Die folgenden Ausführungen gliedern sich in vier Abschnitte. Teil 1 behandelt allgemeine Entwicklungen der deutschen Dialektologie im letzten Drittel des 20. Jahrhunderts. In Teil 2 schlage ich eine Untergliederung der synchronen Dialektologie bzw. Nonstandard-Forschung nach Erkenntniszielen vor. Teil 3 enthält sehr subjektiv geprägte Vorschläge für Forschungszugriffe. In Teil 4 schließlich werden Grundzüge eines kooperativ angelegten empirischen Projektes zur Durchleuchtung der Sprachsituation in Norddeutschland skizziert.
1967 schrieb Hermann Bausinger: "Wer die heutigen sprachlichen Verhältnisse untersucht, gerät in ein Feld von Übergängen, Ausgriffen, Zwischenformen, Unsicherheiten. Die Frage stellt sich, wo in dieser Situation vernünftigerweise Beobachtung und Analyse anzusetzen haben." (Bausinger 1967: 309f.).
Seit dieser Zeit haben ganz verschiedene Entwicklungen Platz gegriffen, wobei sich eine rasche Aufeinanderfolge unterschiedlicher erkenntnisleitender Vorstellungen und eine fortschreitende Auffächerung der Interessen ergeben hat. Den gemeinsamen theoretischen Fluchtpunkt bildete freilich die Abkehr von einer Auffassung, derzufolge es der Disziplin lediglich und ausschließlich um die Erforschung der arealen Verbreitung von Sprache zu gehen habe. Eine solche einseitige Auffassung von Dialektologie als Dialektgeographie, oder wie Scheuringer anmerkt, von Dialektologie als 'Topolektologie' (Scheuringer 2000: 431) kann durch die Forschungsgeschichte seit 1970 als revidiert und ergänzt gelten. 1985 äußerte William G. Moulton aus Anlass des Erscheinens des Dialektologie-Handbuchs und angesichts der Vielfalt neuartiger Forschungsperspektiven in einer Rezension: "... wie hat sich doch die Disziplin Dialektologie gerade in den letzten Jahren ausgeweitet und bereichert!" In ihrem instruktiven Sammelband 'Dialektologie des Deutschen. Forschungsstand und Entwicklungstendenzen.' von 1994 gliedern Peter Wiesinger und Klaus J. Mattheier das Forschungsgebiet der Dialektologie in sechs Arbeitsfelder auf (Mattheier/Wiesinger 1994: IX-XI).
1. Dialektbeschreibung
2. Dialektgeographie
3. Dialektsoziologie
4. Historische Dialektologie
5. Wissenschaftsgeschichte der Dialektologie
6. Computerdialektologie
Die Bereiche 4. und 5. bilden qua Diachronie eigene Forschungsbereiche, die hier vernachlässigt werden können, ungeachtet ihrer Notwendigkeit und ihres wissenschaftlichen Reizes. Punkt 6. ist schon in der Mattheier/Wiesinger-Konzeption nicht als eigenständiges Forschungsfeld konzipiert, sondern eher als methodisch-technisch unterstützend für die anderen aufgeführten Zugriffe gedacht (cf. XI).

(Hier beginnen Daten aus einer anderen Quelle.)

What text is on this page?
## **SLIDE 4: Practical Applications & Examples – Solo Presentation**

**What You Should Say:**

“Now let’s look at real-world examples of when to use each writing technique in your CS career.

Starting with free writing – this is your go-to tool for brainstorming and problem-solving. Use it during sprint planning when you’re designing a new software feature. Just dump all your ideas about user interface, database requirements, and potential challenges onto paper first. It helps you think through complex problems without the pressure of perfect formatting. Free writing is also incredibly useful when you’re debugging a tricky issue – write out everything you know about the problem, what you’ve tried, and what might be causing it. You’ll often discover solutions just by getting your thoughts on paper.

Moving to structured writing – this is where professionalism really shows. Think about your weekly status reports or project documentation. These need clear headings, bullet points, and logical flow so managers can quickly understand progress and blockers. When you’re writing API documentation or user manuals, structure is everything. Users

Angesichts gerade auch von Entwicklungen, die im letzten Jahrzehnt gegriffen haben, möchte ich für eine 'synchrone Dialektologie', die im weiteren Sinne auch als 'Nonstandard-Forschung' begriffen wird, folgendes kleine Schema zur Orientierung vorschlagen:
Mit einer etwas anderen Akzentuierung lässt sich auch sagen: Unter dem übergeordneten Aspekt 'Raum' werden die drei Dimensionen 'Sprache als System', 'Sprache als Ausdruck sozialer Verhältnisse' und 'Sprache als soziales Handeln' in den Blick gerückt. Dieses kolossal vereinfachende Schema hat einen Vorteil: Es ermöglicht die Verortung einer Reihe von Ansätzen. Es hat jedoch auch eine Menge Nachteile: So wird die vielfach gegebene Verknüpfung der Erkenntnisziele nicht recht sichtbar, man könnte natürlich Verbindungspfeile o.ä. einzeichnen, ohne dass jedoch den Möglichkeiten angemessen Rechnung getragen würde. Auch der ganze Bereich einer 'Perzeptionsdialektologie' - man denke an Herrgen/Schmidt und ihre 'Hörerdialektalität' (Herrgen/Schmidt 1985) - wird hier nicht explizit berücksichtigt. Andererseits wird m.E. eine prinzipielle Eigenart dialektologischer Forschung herausgestellt: Alle Untersuchungen operieren unter dem Generalvorbehalt 'Raum' und nehmen damit einen grundlegenden Differenzierungsfaktor zum Ausgangspunkt. Vom Denkansatz einer nicht-korpusgestützten Introspektions-Linguistik unterscheidet sich solche Forschung also nicht zuletzt dadurch, dass - bedingt durch die empirisch fundierte Datenbasis - stets 'sprachräumliche Differenzierungen' mitbedacht werden (müssen), bis hin zum Chaos. Die Annahme einer 'standarddeutschen Artikulationsbasis', wie sie beispielsweise Peter Eisenberg in einem münsterischen Vortrag unter Bezug auf eine zunehmend einheitlicher werdende sprachliche Primärsozialisation formuliert hat (Hörbeleg, J.M.), ist eine für manche Aufgaben sinnvolle Idealisierung. Sie erscheint dem empirisch arbeitenden Dialektologen indes fast schon gefährlich artifiziell.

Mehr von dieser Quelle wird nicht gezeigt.